Project Settings → Navigation Mesh → Runtime Generation:

  • Static
  • Dynamic
  • DynamicModifiersOnly — re-runs only the modifier pass, not the geometry rasterization (fastest)

Multiple agents

Configure agents (e.g. small humanoid, large vehicle) in Project Settings → Navigation System → Supported Agents. Each agent gets its own navmesh layer.

Modifiers

UNavModifierComponent or NavModifierVolume can:

  • Cost-modify regions ("avoid going through fire")
  • Mark areas as impassable for specific agents
  • Define jumpable links via NavLinkProxy

Linked nav for long jumps / ledges

NavLinkProxy actors define point-to-point connections that the navmesh treats as edges.
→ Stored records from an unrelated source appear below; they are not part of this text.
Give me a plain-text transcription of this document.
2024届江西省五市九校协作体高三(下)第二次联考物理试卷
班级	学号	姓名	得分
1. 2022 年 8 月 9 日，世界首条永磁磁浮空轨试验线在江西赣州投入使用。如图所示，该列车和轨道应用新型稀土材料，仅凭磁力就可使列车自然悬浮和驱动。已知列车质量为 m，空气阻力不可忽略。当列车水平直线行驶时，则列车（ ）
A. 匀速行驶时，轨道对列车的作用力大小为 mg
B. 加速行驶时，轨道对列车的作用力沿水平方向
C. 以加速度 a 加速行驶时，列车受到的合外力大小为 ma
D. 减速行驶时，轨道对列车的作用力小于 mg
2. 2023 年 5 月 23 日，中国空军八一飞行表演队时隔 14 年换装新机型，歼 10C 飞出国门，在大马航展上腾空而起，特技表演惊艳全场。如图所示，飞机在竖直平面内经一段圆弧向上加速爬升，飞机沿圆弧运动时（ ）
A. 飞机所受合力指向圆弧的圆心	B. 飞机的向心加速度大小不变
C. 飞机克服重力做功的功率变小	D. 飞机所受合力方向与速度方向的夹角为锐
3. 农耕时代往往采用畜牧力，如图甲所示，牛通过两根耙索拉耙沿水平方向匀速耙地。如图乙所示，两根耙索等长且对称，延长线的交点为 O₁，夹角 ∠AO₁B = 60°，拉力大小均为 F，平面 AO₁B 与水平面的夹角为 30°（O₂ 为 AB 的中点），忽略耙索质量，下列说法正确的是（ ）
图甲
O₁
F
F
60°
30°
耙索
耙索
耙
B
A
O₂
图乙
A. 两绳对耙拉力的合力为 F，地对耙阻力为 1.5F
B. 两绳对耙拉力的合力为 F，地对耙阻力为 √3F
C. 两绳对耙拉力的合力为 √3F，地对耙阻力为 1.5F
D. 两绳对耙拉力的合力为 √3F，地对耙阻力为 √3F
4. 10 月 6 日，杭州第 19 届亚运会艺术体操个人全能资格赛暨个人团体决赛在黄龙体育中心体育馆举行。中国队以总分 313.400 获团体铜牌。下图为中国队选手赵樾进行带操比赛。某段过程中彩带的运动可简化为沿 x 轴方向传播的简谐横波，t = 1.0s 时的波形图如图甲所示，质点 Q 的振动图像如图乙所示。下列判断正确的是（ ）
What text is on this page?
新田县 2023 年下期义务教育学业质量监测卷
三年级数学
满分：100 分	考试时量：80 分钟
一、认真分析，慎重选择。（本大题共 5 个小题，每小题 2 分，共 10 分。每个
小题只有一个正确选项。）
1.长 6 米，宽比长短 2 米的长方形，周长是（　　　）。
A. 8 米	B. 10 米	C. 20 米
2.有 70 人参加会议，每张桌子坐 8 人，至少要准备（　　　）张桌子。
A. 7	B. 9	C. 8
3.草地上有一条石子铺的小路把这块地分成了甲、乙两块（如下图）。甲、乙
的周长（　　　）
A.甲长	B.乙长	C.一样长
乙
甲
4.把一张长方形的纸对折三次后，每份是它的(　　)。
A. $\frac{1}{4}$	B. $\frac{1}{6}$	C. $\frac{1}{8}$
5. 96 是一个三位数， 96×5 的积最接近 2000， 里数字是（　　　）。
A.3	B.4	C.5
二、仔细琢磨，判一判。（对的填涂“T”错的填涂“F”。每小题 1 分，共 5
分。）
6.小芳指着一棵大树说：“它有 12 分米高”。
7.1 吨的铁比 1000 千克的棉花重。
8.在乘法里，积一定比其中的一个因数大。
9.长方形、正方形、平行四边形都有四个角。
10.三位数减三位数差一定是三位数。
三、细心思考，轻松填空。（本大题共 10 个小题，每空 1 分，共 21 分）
Used for ladders, drop-offs, teleporters.

Performance

  • Larger cell sizes = faster build, blockier paths.
  • Limit your NavMeshBoundsVolume to the actual playable area; don't include the skybox.
  • Dynamic rebuild on cell change can spike the main thread — profile with stat NavSystem.

Gotchas

  • A NavMesh Bounds Volume that's too thin in Z misses geometry. Cover at least 2 m vertically beyond your tallest walkable surface.
  • For World Partition maps, navmesh streams per cell — make sure each WP cell has bounds coverage.
  • AI uses the first matching Supported Agent — order matters in the project settings list.